Glamping : LE MAL N’EXISTE PAS
La langueur de cette ouverture sur les labyrinthiques branches d’une forêt japonaise, le temps s’arrête chez Hamaguchi, souvent pour le meilleur (Contes du hasard et autres fantaisies en 2022), parfois un peu trop poseur (Drive my car, Asako 1 et 2), mais une identité jaillit systématiquement de la minutie de ses mises en scène baignées de douceur et de ravissement visuel. Avec Le mal n’existe pas, Hamaguchi nous prend à contre-pied, avec de l’humour tout d’abord, un ton joueur et amuseur totalement absent dans sa filmographie. Une société japonaise souhaite installer un camping pour bobos en pleine forêt sans jamais considérer les demandes légitimes de la population locale qui ne cesse d’appuyer sur l’impossibilité d’un tel projet, en lecture très fine d’une génération de boomers se cherchant une voie de sortie d’urgence de l’hyper-urbanisme vers l’illusion d’une échappatoire rurale. Puis de la drôlerie, le film bascule vers l’improbabilité d’un thriller et la disparition de la fille de Takumi, stoïque personnage central du film, Hana.
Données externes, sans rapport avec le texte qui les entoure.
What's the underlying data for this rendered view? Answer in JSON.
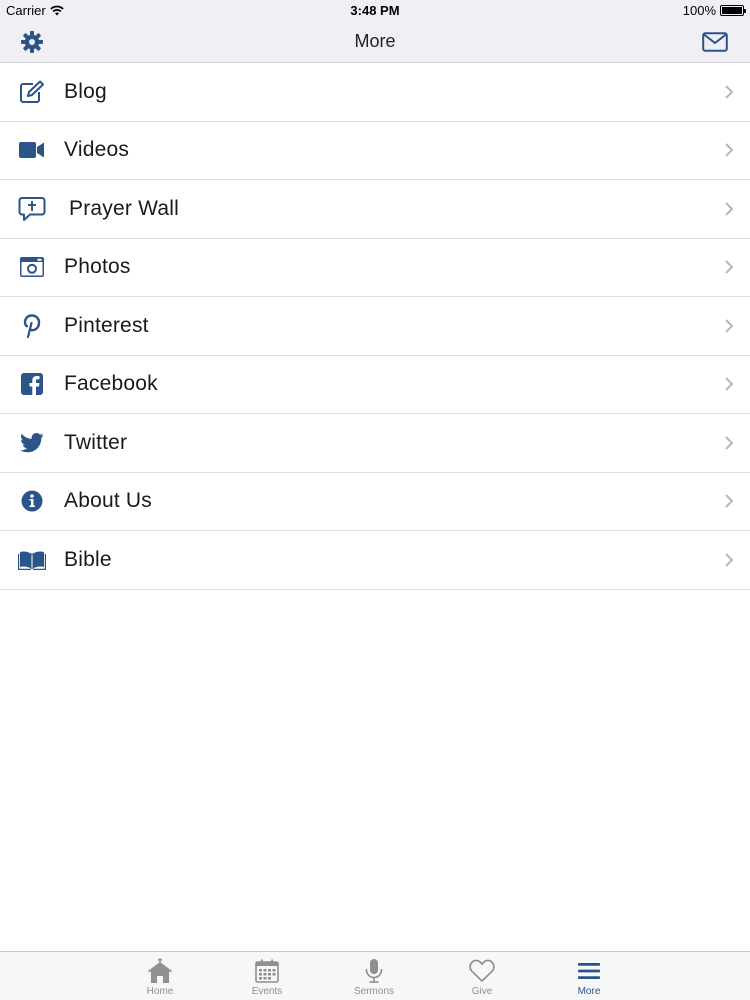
{
  "status_bar": {
    "carrier": "Carrier",
    "time": "3:48 PM",
    "battery": "100%"
  },
  "nav": {
    "title": "More",
    "left_icon": "gear-icon",
    "right_icon": "envelope-icon"
  },
  "menu": [
    {
      "label": "Blog",
      "icon": "edit-icon"
    },
    {
      "label": "Videos",
      "icon": "video-camera-icon"
    },
    {
      "label": "Prayer Wall",
      "icon": "prayer-speech-icon"
    },
    {
      "label": "Photos",
      "icon": "camera-icon"
    },
    {
      "label": "Pinterest",
      "icon": "pinterest-icon"
    },
    {
      "label": "Facebook",
      "icon": "facebook-icon"
    },
    {
      "label": "Twitter",
      "icon": "twitter-icon"
    },
    {
      "label": "About Us",
      "icon": "info-icon"
    },
    {
      "label": "Bible",
      "icon": "book-icon"
    }
  ],
  "tabs": [
    {
      "label": "Home",
      "icon": "church-icon"
    },
    {
      "label": "Events",
      "icon": "calendar-icon"
    },
    {
      "label": "Sermons",
      "icon": "microphone-icon"
    },
    {
      "label": "Give",
      "icon": "heart-icon"
    },
    {
      "label": "More",
      "icon": "menu-icon",
      "active": true
    }
  ],
  "colors": {
    "accent": "#2b5489",
    "tab_inactive": "#8e8e93",
    "bar_bg": "#efeff4"
  }
}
Là encore, Hamaguchi semble s’amuser à la fois du destin pseudo-tragique de Hana, mais aussi du nôtre, pauvre spectateur perdu dans les méandres d’un jeu de piste policier troublant. Jusqu’à ce que l’horreur jaillisse, qu’une tension hitchcockienne inonde le cadre, et nous saisisse de stupeur d’un final qui continue d’interroger. Maître du volte-face, Hamaguchi réussit l’impensable pari de repenser son cinéma, et lui ouvre les portes d’un futur déjà passionnant.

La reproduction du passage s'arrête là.